Caches and Lisp: faster list processing via auto-rearranging memory (2003) [pdf]

zvrba · on March 9, 2015

In section 4 they found that traversing an organized list is FASTER than traversing an array of the same size when both fit into the L1 cache. I find this highly implausible [0] because 1) traversing a list needs more instructions, 2) both L1 and L2 cache miss numbers are smaller for the array. The authors provide no explanation for the result either.

[0] I believe they got these numbers, but they should have dug more into the cause instead of accepting the conclusion at face value. Given this is a LISP benchmark, maybe array bounds checks are costly? Maybe a different result would have been obtained had they instructed the compiler to generate unsafe code?

davidshepherd7 · on March 9, 2015

I agree this seems very odd (and I came to the comments hoping for an answer).

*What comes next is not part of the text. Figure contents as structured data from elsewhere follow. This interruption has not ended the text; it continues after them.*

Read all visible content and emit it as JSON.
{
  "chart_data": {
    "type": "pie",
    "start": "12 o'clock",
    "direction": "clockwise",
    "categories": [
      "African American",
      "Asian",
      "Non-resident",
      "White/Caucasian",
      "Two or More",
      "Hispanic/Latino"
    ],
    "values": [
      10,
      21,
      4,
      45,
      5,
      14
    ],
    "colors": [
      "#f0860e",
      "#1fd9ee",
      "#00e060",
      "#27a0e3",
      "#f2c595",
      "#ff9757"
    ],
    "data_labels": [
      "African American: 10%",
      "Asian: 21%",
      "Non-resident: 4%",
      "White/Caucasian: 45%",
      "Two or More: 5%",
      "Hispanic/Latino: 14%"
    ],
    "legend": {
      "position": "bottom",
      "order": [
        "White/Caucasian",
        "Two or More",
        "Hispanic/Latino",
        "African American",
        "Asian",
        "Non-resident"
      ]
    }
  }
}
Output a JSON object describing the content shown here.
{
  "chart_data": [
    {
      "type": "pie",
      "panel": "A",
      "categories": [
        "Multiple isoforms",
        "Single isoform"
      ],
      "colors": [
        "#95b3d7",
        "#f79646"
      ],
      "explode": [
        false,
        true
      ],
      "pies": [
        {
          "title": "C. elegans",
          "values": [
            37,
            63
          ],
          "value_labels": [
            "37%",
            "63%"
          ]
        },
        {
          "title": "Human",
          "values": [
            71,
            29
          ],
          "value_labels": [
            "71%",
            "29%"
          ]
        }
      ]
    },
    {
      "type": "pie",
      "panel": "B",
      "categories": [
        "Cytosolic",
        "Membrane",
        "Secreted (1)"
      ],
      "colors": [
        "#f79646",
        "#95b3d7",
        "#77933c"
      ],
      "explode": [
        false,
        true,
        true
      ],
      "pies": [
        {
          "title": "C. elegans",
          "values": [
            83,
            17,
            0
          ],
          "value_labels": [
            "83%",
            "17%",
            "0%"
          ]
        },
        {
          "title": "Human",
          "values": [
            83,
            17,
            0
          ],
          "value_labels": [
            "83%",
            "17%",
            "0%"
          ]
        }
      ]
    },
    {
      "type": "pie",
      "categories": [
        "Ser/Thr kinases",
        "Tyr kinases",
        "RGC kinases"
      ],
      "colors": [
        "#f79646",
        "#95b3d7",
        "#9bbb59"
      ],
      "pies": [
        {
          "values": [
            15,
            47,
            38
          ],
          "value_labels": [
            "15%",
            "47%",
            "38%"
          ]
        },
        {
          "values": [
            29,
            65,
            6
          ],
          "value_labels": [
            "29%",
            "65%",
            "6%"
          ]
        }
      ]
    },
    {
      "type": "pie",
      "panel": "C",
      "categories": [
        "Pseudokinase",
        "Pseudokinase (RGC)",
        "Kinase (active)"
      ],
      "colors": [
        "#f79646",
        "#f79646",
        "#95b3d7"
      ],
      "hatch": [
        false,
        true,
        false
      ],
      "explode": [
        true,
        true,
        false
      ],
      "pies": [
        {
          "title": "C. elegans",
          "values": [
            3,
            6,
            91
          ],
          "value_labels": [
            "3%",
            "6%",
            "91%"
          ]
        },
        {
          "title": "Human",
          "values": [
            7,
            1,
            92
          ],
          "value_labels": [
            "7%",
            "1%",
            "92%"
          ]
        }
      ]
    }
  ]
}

edit: Since the conclusion doesn't mention anything about the list being faster than the array it seems possible that it is just a typo.

Also the paper mentions (in section 2) that:

        Occasionally when a recorded benchmark time seemed to be implausible,
        (perhaps caused by other activity on the computer system), or we re-tested
        the data point for other reasons and found a significant variation, we indi-
        cate the repeated time as well.

which seems to imply that the timing experiments were not usually repeated.

diroussel · on March 9, 2015

It's to do with branch prediction.

http://stackoverflow.com/questions/11227809/why-is-processin...

davidshepherd7 · on March 9, 2015

Seems unlikely: in the experiments here the lists are not sorted in the sense of the stack overflow question (i.e. they are not in numerical or alphabetical order). They are sorted (in memory) by their index in the linked list. By definition the array is already in this order.

Unless I've missed something?

zvrba · on March 9, 2015

No. Look at David's comment.

gsg · on March 9, 2015

Interesting that it doesn't mention CDR-coding - I guess that's considered competitive only with hardware support. There's been some work by Appel on trying to improve performance by unrolling (in his case, immutable) cons lists, too.

joe_the_user · on March 9, 2015

A fascinating idea.

I haven't digest the entire paper yet.

I am wondering already whether this idea would be combined with the schemes which yield cache-oblivious algorithms.